Learning Kubernetes The Hard Way

Every engineer eventually needs Kubernetes. Whether you're deploying microservices at scale, running cloud-native applications, or just trying to understand what your platform team actually does—you'll need to know how Kubernetes works.

But here's the problem: most Kubernetes tutorials skip the hard parts. They hand you a kubectl apply command, spin up a managed cluster in the cloud, and call it learning. You assemble the pieces, check a box, and move on. Six months later, you can't debug a failing Pod or understand why your Service isn't routing traffic.

That's why I'm doing Kubernetes the hard way.

This series follows Kelsey Hightower's Kubernetes the Hard Way tutorial—my own annotated journey through every layer of the stack. I'm not just assembling a cluster. I'm installing each component by hand, testing it individually, and understanding exactly how it communicates with the others.

This blog will be messy as I go and I will eventually polish it up. Consider it a working document.

Why "The Hard Way"?

I don't want to simply assemble a cluster. I want to understand it.

When something breaks in production—and it will—you need to know what's actually running, how the pieces fit together, and where to look when things go wrong. Managed Kubernetes services (EKS, GKE, AKS) abstract away all the complexity, but that abstraction leaks the moment you hit a bug or need to optimize something.

My approach is boots-on-the-ground:

Test each component individually before moving to the next
Understand every API and interface each component exposes
See exactly how components communicate with each other
Explore configuration options and observe their direct effects

By the end of this journey, I won't just know how to use Kubernetes. I'll know how it actually works under the hood.

Prerequisites

Before diving in, make sure you're comfortable with:

Linux command line: navigating directories, managing files, reading logs
SSH and key-based authentication: connecting to remote servers
Basic networking concepts: IP addresses, ports, DNS, routing
Containers: what they are, how they differ from VMs, why they matter

If you're rusty on Linux basics, check out The Lazy Engineer's Guide to grep, awk, and sed you'll need those tools for debugging.

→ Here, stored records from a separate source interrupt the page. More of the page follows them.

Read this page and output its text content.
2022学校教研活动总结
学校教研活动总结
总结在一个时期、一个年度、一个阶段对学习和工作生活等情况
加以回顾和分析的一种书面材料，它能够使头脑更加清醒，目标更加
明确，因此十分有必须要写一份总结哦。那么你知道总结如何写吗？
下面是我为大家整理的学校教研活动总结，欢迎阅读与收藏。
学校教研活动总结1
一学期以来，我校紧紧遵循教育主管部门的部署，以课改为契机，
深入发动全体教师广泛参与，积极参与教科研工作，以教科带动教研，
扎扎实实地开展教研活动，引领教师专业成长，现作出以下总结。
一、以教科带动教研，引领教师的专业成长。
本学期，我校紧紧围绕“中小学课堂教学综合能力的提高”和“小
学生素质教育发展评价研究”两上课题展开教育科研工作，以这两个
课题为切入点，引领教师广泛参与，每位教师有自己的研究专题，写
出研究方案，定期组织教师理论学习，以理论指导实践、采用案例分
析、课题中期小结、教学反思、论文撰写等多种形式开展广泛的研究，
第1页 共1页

Container Runtime: containerd

Before Kubernetes can run your workloads, it needs a way to run containers. That's where the container runtime comes in.

What is containerd?

containerd is an industry-standard container runtime that provides the fundamental tools for running containers. Originally developed by Docker, it's now maintained by the CNCF and powers container execution in Kubernetes clusters worldwide.

Think of containerd as the engine under the hood. It handles:

Container lifecycle management: creating, starting, stopping, and removing containers
Image management: pulling, storing, and managing container images
Storage coordination: allocating storage for containers and managing volumes
Network interface setup: configuring network namespaces for Pods

The Modular Architecture

Here's the key insight: containerd is a high-level container runtime. It provides the "what"—which container to run, with what image, network, and storage—but it delegates certain tasks to specialized components.

One critical task is actually running the container process. This is where OCI runtimes come in.

OCI (Open Container Initiative) defines standards for container formats and runtimes. The reference implementation is runc, which handles the low-level work of spawning processes with proper isolation (cgroups, namespaces).

To understand this division, try running a container without runc:

# Pull an image first
sudo ctr images pull ghcr.io/sagikazarmark/docker-hello-world:latest

# Try to run it (this will fail)
sudo ctr run --rm ghcr.io/sagikazarmark/docker-hello-world:latest hello

You'll get an error. containerd pulled the image successfully because that's part of its high-level services, but it can't execute the container because no OCI runtime is installed to handle process isolation.

Once runc is installed and configured as containerd's runtime, the container runs successfully.

Networking with CNI

Just as containerd delegates process execution to OCI runtimes, it delegates network configuration to the Container Network Interface (CNI).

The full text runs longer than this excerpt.